Construindo a partir de Marx: reflexões sobre "raça", gênero e classe.

AutorBannerji, Himani

Eu sei que não estou sozinha. Deve haver centenas de outras mulheres, talvez milhares, que se sentem como eu. Pode haver centenas de homens que queiram que as mesmas mudanças drásticas aconteçam. Mas como se relacionar com eles? Como podemos interligar nossa própria luta e objetivos com essa miríade de pessoas hipotéticas, pessoas que estão completamente escondidas ou camufladas por estereótipos e/ou generalidades de "plataforma" como qualquer novo movimento que parece surgir? Eu não sei. Não gosto dessa sensação de estar sozinha quando está claro que será preciso multidões trabalhando juntas ao redor do mundo para que uma mudança radical e positiva seja imposta a esse hediondo status quo que desprezo em todo o seu poder avassalador (Jordan 1989, p. 115). Introdução

Atualmente, é convencional nos círculos acadêmicos e políticos falar de "raça" ao mesmo tempo em que se fala de gênero e classe. É mais ou menos reconhecido que a "raça" pode ser combinada com outras relações sociais de poder e que elas poderiam mediar e intensificar umas às outras (1). Essa combinação de "raça", gênero e classe é frequentemente expressa através do conceito de "interseccionalidade", no qual três vertentes particulares de relações sociais e práticas ideológicas de diferença e poder são interpretadas como que surgindo em seu terreno social específico e, em seguida, cruzando-se "inter-seccionalmente" ou de forma agregada (2). Diferentes problemas sociais são reunidos para que se crie, a partir desta reunião, um momento de experiência social.
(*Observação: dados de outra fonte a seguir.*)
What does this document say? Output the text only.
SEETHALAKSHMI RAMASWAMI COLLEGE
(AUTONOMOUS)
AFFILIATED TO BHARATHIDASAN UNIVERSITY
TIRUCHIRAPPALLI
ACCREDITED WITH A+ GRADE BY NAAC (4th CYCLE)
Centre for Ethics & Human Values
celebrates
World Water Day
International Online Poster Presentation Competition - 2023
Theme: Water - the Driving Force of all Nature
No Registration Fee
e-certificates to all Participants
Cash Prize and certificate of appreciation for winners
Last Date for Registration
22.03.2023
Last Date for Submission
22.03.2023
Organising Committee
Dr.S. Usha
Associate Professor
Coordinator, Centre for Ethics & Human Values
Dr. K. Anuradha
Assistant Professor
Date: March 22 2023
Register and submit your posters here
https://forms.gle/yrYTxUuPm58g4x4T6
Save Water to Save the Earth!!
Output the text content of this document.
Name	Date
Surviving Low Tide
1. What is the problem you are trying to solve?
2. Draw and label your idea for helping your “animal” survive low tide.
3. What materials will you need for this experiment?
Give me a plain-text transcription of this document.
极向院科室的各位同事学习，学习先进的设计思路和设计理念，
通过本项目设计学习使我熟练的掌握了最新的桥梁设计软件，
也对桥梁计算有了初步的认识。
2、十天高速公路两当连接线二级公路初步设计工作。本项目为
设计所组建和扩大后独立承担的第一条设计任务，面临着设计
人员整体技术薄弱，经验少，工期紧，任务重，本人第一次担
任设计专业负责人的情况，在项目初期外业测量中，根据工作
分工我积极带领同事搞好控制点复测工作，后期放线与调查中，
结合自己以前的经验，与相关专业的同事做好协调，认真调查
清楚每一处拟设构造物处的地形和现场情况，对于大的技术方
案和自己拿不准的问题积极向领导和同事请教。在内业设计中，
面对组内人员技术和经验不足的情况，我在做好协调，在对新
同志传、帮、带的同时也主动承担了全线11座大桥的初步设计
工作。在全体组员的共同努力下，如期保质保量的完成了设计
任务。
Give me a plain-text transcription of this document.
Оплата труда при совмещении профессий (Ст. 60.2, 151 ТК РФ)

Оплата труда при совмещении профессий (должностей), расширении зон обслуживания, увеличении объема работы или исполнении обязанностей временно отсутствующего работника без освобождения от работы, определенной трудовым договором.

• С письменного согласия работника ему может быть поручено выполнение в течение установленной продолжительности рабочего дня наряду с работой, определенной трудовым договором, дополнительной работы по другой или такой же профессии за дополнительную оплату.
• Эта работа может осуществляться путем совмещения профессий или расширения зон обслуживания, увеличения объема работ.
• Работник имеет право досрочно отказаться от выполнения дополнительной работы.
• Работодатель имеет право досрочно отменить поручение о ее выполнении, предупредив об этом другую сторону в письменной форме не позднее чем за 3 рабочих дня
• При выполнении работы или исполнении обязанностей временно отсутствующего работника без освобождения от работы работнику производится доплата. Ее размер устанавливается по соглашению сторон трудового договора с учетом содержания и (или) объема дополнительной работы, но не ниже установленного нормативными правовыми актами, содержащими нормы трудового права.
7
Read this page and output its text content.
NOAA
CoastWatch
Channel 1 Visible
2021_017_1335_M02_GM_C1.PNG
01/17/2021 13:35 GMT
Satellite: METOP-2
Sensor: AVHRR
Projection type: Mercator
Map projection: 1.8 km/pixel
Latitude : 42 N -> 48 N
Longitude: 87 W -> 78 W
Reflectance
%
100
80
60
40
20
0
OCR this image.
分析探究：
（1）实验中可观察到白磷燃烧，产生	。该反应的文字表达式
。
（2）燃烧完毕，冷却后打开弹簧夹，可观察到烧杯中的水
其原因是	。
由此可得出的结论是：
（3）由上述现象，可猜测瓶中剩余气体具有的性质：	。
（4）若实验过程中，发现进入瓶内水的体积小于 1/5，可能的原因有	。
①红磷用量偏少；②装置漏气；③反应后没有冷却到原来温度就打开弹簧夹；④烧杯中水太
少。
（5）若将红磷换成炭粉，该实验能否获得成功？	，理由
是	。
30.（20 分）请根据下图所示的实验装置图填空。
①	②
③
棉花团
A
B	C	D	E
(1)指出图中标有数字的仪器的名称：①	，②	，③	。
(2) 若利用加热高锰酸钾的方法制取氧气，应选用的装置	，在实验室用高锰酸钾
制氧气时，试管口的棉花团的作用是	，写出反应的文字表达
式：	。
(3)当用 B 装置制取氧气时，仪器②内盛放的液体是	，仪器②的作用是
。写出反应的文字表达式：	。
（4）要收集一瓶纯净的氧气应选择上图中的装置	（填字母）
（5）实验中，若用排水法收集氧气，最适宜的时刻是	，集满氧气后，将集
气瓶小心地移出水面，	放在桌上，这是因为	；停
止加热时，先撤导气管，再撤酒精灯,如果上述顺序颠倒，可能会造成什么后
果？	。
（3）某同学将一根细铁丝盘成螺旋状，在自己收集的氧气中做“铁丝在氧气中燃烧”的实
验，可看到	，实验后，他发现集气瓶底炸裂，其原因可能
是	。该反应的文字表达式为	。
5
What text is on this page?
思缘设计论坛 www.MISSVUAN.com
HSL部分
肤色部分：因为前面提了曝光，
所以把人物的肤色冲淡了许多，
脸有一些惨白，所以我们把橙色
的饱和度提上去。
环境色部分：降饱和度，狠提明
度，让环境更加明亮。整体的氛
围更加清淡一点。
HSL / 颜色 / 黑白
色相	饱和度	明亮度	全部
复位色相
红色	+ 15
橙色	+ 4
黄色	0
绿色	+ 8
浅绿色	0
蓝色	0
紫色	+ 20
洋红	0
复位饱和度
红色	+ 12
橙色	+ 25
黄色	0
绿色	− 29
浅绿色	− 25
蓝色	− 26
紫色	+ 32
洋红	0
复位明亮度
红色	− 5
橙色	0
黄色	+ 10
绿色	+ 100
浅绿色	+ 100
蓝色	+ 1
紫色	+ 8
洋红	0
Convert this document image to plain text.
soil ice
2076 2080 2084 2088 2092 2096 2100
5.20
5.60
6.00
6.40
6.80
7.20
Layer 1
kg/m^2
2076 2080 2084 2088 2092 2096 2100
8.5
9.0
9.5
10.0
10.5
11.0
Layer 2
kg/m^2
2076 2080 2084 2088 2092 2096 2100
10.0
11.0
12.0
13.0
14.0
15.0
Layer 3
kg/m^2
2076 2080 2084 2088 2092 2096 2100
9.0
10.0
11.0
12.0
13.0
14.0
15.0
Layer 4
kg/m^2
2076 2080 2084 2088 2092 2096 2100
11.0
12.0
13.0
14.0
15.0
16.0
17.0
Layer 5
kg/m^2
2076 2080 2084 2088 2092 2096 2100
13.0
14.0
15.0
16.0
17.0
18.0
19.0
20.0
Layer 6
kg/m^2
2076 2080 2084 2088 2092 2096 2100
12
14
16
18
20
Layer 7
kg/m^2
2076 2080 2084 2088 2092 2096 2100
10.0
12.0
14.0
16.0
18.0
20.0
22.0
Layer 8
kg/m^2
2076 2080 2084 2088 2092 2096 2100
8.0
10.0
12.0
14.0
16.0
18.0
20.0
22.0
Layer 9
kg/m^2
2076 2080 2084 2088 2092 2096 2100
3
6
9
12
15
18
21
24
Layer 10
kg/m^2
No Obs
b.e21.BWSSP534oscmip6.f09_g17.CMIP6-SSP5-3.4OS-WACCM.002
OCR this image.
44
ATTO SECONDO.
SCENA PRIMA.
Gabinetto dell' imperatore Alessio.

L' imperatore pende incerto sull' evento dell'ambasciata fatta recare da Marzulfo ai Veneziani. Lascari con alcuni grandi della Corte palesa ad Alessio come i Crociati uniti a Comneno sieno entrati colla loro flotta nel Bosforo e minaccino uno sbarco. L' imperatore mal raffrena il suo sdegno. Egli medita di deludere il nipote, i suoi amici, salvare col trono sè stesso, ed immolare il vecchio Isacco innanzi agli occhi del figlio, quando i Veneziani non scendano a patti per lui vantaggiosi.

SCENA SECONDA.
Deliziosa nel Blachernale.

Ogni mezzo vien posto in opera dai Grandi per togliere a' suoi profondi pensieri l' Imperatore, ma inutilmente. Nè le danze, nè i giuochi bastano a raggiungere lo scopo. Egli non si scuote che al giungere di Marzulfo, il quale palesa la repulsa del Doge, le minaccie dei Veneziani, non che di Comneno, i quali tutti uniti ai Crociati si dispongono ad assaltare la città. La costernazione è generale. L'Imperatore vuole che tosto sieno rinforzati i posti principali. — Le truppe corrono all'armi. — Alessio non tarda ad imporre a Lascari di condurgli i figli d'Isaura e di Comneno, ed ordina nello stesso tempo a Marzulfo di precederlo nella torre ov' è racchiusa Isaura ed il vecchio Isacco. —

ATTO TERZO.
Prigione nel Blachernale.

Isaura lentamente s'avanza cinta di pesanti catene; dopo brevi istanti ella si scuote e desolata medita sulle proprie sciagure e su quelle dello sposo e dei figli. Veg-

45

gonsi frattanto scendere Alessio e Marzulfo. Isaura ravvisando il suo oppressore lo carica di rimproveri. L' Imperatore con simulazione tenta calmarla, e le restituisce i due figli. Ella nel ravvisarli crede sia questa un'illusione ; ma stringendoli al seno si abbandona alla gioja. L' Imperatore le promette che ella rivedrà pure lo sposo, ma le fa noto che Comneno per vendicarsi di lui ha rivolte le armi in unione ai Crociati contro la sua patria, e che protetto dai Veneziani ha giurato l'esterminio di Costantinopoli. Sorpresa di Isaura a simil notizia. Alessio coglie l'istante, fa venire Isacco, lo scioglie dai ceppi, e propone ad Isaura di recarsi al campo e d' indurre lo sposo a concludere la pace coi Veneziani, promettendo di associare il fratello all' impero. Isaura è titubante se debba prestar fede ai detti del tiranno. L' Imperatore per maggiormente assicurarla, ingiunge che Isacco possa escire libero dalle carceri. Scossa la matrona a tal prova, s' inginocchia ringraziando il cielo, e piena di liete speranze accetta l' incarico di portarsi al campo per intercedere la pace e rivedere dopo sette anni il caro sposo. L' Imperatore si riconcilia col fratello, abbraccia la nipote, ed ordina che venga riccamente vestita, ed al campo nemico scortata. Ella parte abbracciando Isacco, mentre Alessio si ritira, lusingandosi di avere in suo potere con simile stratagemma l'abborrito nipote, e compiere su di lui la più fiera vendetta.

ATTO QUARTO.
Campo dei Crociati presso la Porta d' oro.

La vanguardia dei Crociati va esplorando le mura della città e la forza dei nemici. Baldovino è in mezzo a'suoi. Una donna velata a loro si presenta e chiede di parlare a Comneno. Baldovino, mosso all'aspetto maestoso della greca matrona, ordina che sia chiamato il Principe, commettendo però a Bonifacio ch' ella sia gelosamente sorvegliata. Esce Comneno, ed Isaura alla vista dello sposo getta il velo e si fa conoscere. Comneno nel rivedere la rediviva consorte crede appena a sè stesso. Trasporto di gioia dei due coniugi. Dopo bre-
No entanto, quando se fala de experiência, tanto os não-brancos como os brancos que vivem no Canadá e no Ocidente sabem que essa experiência social, ao ser vivida, não é uma questão de interseccionalidade. Sua sensação de estar no mundo, texturizada através de inúmeras relações sociais e formas culturais, é vivida ou sentida ou percebida em conjunto e ao mesmo tempo. A presença de uma mulher não-branca da classe trabalhadora (negra, sul-asiática, chinesa, etc.) em seu ambiente habitual racializado não é divisível, não pode ser separada e seriada. Sua negritude, seu sexo e sua personalidade neutra em termos de gênero enquanto trabalhadora, se misturam simultânea e instantaneamente em algo como uma identidade (3). Essa identificação está tanto nos olhos do observador como no próprio sentido de presença social que essa trabalhadora tem sobre si mesma, capturado por aquele olhar. O mesmo se aplica a uma mulher branca e, no entanto, quando somos confrontadas com esta questão do "ser" e da experiência, temos dificuldade de teorizá-los nos termos de uma ontologia social. Qual poderia ser a razão desta inadequação de conceptualização que não consegue captar tal experiencialidade formativa? Se ela é vivida, então como pode ser pensada e como podemos superar nossas deficiências conceituais? Minha intenção aqui é sugerir uma possível teorização que possa abordar essas questões, ou pelo menos compreender as razões pelas quais precisamos questioná-las em primeiro lugar. Não se trata de simplesmente responder a um desafio teórico, mas também a um desafio político. Esta é uma peça básica no quebra-cabeça da construção da democracia social.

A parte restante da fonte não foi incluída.